City-scale assessment of the material and environmental footprint of buildings using an advanced building information model: A case study from Canberra, Australia

Abstract

As cities grow, demand for urban materials is set to rise. Meeting sustainability targets will require transformative changes to how cities are constructed. Yet, accurate information on embodied building materials and their environmental impacts at the city scale is still lacking. We use Light Detection and Ranging data, building archetype information, and statistical models to estimate the embodied materials in buildings in Canberra, Australia, and their energy, carbon, and water footprint. In 2015, 57 million tonnes (Mt) of materials were embodied in 140,805 buildings. By weight, concrete was the most used material (44%), followed by sand and stone (32%), and ceramics (11%). Current population growth and building construction trends indicate a need for 2.4 times the building materials stock of 2015 by 2060. Producing such materials would require 1.6 thousand TJ of energy and 793 thousand megaliters of water and emit 48 Mt of CO₂e—an environmental footprint 1.6 times the one in 2015. If the additional population were to live only in new single houses, material demand would be 4% higher than under current trends and the environmental footprint 5% higher.
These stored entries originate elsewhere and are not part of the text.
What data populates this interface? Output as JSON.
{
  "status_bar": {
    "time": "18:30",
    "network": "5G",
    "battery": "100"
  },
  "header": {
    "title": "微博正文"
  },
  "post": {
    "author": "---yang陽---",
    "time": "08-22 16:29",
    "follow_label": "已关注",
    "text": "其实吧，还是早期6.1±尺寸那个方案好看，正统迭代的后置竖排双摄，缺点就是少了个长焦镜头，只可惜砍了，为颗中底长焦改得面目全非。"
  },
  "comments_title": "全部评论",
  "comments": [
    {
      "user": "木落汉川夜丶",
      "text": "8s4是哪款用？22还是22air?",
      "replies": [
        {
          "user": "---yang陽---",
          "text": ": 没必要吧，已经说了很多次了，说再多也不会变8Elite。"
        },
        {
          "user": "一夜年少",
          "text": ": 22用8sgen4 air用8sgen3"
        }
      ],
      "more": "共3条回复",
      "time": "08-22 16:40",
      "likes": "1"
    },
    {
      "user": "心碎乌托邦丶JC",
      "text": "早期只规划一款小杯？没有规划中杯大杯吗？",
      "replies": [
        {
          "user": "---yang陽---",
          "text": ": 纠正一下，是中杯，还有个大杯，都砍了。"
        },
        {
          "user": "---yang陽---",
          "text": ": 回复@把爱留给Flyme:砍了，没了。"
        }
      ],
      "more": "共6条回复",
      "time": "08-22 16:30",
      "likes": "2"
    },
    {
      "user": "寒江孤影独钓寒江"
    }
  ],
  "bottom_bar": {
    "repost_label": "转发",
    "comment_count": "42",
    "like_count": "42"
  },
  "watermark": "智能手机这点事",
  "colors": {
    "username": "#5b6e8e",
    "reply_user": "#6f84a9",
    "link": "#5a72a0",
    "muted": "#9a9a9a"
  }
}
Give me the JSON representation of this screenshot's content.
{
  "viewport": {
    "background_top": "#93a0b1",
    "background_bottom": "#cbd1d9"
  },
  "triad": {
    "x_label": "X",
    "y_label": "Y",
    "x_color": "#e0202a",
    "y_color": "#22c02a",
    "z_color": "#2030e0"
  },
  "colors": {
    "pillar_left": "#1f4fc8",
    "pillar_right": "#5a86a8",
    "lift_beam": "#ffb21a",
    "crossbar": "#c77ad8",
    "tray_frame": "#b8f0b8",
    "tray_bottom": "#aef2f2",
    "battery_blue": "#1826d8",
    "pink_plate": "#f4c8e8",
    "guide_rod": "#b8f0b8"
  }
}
Housing new residents in low-rise apartments would reduce from current trends the material demand by 5% and the environmental footprint by 12%. Using only apartments of four or more stories would reduce material demand by 28% and the environmental footprint by 14%. This research can inform circular economy efforts to improve building materials management by helping estimate the implications of alternative configurations of the urban built environment.